In praise of fan fiction

Bruce Charlton:

The importance of Fan Fiction is that, while very few people can (like Tolkien, Rowling etc) primarily create a meaningful, purposeful, participative Imaginative Universe – a much larger number of people can take such a universe and secondarily create within it; can incrementally extrapolate, interpolate, combine it with other such Universes, deepen and extend characters from it, make new plots using characters from it – and so forth.

Since this secondary creativity is typically done within a better ‘world’ than the self-hating mainstream secular-alienated-nihilistic world of modern public discourse; and since the world of Fan Fiction is a part of a person’s life; this can serve to make a person’s life more meaningful – which is to say Fan Fiction can make a person’s life not just better but deeply better.

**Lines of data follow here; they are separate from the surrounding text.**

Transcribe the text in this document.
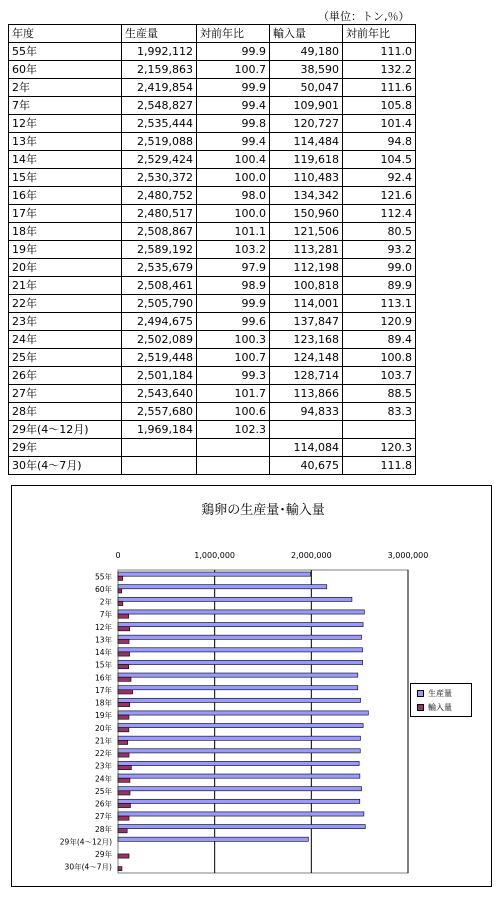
（単位：トン,％）
年度	生産量	対前年比	輸入量	対前年比
55年	1,992,112	99.9	49,180	111.0
60年	2,159,863	100.7	38,590	132.2
2年	2,419,854	99.9	50,047	111.6
7年	2,548,827	99.4	109,901	105.8
12年	2,535,444	99.8	120,727	101.4
13年	2,519,088	99.4	114,484	94.8
14年	2,529,424	100.4	119,618	104.5
15年	2,530,372	100.0	110,483	92.4
16年	2,480,752	98.0	134,342	121.6
17年	2,480,517	100.0	150,960	112.4
18年	2,508,867	101.1	121,506	80.5
19年	2,589,192	103.2	113,281	93.2
20年	2,535,679	97.9	112,198	99.0
21年	2,508,461	98.9	100,818	89.9
22年	2,505,790	99.9	114,001	113.1
23年	2,494,675	99.6	137,847	120.9
24年	2,502,089	100.3	123,168	89.4
25年	2,519,448	100.7	124,148	100.8
26年	2,501,184	99.3	128,714	103.7
27年	2,543,640	101.7	113,866	88.5
28年	2,557,680	100.6	94,833	83.3
29年(4～12月)	1,969,184	102.3		
29年			114,084	120.3
30年(4～7月)			40,675	111.8
鶏卵の生産量･輸入量
0	1,000,000	2,000,000	3,000,000
55年
60年
2年
7年
12年
13年
14年
15年
16年
17年
18年
19年
20年
21年
22年
23年
24年
25年
26年
27年
28年
29年(4～12月)
29年
30年(4～7月)
生産量
輸入量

And it has done, for very large numbers of people.

One thought on “In praise of fan fiction”

  1. I like that.

    I also think for some people, fan fiction seems to have almost a therapeutic role – it allows an exploration of emotions and problems (all the “sad” Pony fan fiction out there I’ve seen). And it does allow a person to “join in” to a world that may be nicer and happier or more noble or more adventurous or in some other way “better” than the one we inhabit.

    I know I’ve whiled away time spent waiting somewhere by writing The Further Adventures of Twilight and Company in my head.